Real Estate Related Tax Deductions
While the reasons for buying your own home and officially becoming a homeonwer include ideals such as investment, security, family, and longevity, there are also several financial reasons why buying a new home for sale can also benefit you monetarily. As tax season approaches, information about real estate related tax deductions should help you when preparing your tax returns and filing your taxes. Below are just a few of the benefits of homeownership related tax breaks.
1. Deduction of Your Mortgage Interest
This is probably the most well-known benefit of owning your own home. Instead of paying an almost identical payment in rent for a home of approximately the same size and value and literally “throwing away” your money, with mortgage interest deduction, you can deduct your interest from your gross income to reduce the amount of overall taxes you pay. Because mortgage interest makes up the bulk of your initial payments to a lender, interest amounts can be substantial for a 12-month period depending on your loan amount.
2. Deduction of Mortgage Insurance Premiums
This is a much lesser known deduction that homeowners sometimes miss when they are filing their taxes. Many homeowners don’t even know that they are allowed to deduct their private mortgage insurance (PMI) from their taxes. PMI is charged by a lender when the loan amount is greater than 80% of the home’s appraised value, or loan to value ratio. Sometimes this is calcualted immediately in an FHA loan situation where the buyer is not putting the tradition 20% down on the purchase of their home. Other times, it is calculated during a refinance where a homeowner has taken out a home equity line of credit to make improvements or pay off debt. When the loan’s value reaches 80% of the appraised value of the home, PMI can be removed at the discretion of the lender – it automatically comes off when the value is 78%. Regardless, this amount of approximately $80 – $150 / month can be deducted from your taxes if you are a homeowner.

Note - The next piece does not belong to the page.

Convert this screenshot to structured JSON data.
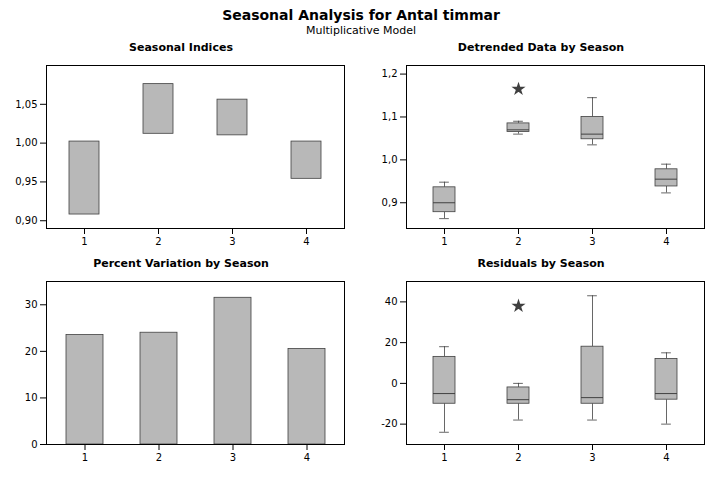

3. Deduction of Prepaid Interest
While many people have noticed reductions in their credit scores because of employment issues and debt issues during the Recession, it is still possible as a homeowner to “buy a better interest rate” by using points. When the appraised value of the home is high, and the loan amount is low, it is possible to spend some money initially during the mortgage process to pay points to achieve a better interest rate. Points can be paid for ever 1/4% of interest to buy down your rate. If you have the “breathing room” of excellent equity in your new home purchase, you may consider lowering your monthly payments by purchasing a better rate. If you are buying a home in the calendar year of which you are doing your taxes, you are able to deduct the entire amount of prepaid interest that is added up in your closing costs. If you are refinancing, you are able to deduct your prepaid interest over the length of your refinanced loan – not all at once.
4. Deduction of Property Taxes
Part of the joy of owning your own home is that you are required by St. Tammany Parish to pay property taxes on your home each year. If the home you are buying is your primary residence, you are able to get a Homestead Exemption which offsets the total value of your home and only charges property tax on the rest of the home’s value. Either way, as a homeowner of a primary residence or a second home not used as a rental, you are able to deduct the entire amount of your property taxes from your overall tax bill.
5. Deductions for Energy Improvements
The government still has many energy efficiency tax deductions available for those homeowners who upgrade or renovate their home to make them more energy efficient. They are called tax credits and typically are applied for new systems that are added to your home, such as solar panels, double-paned windows, and upgraded HVAC / furnace systems. You can research further to find all of the items that are tax deductible and have government funded tax credits for energy efficiency upgrades.
As you can see, in addition to investing for you or your family’s future by buying a new home in St. Tammany Parish, you can also enjoy the benefit of tax deductions which will increase your refund or reduce the amount of taxes owed.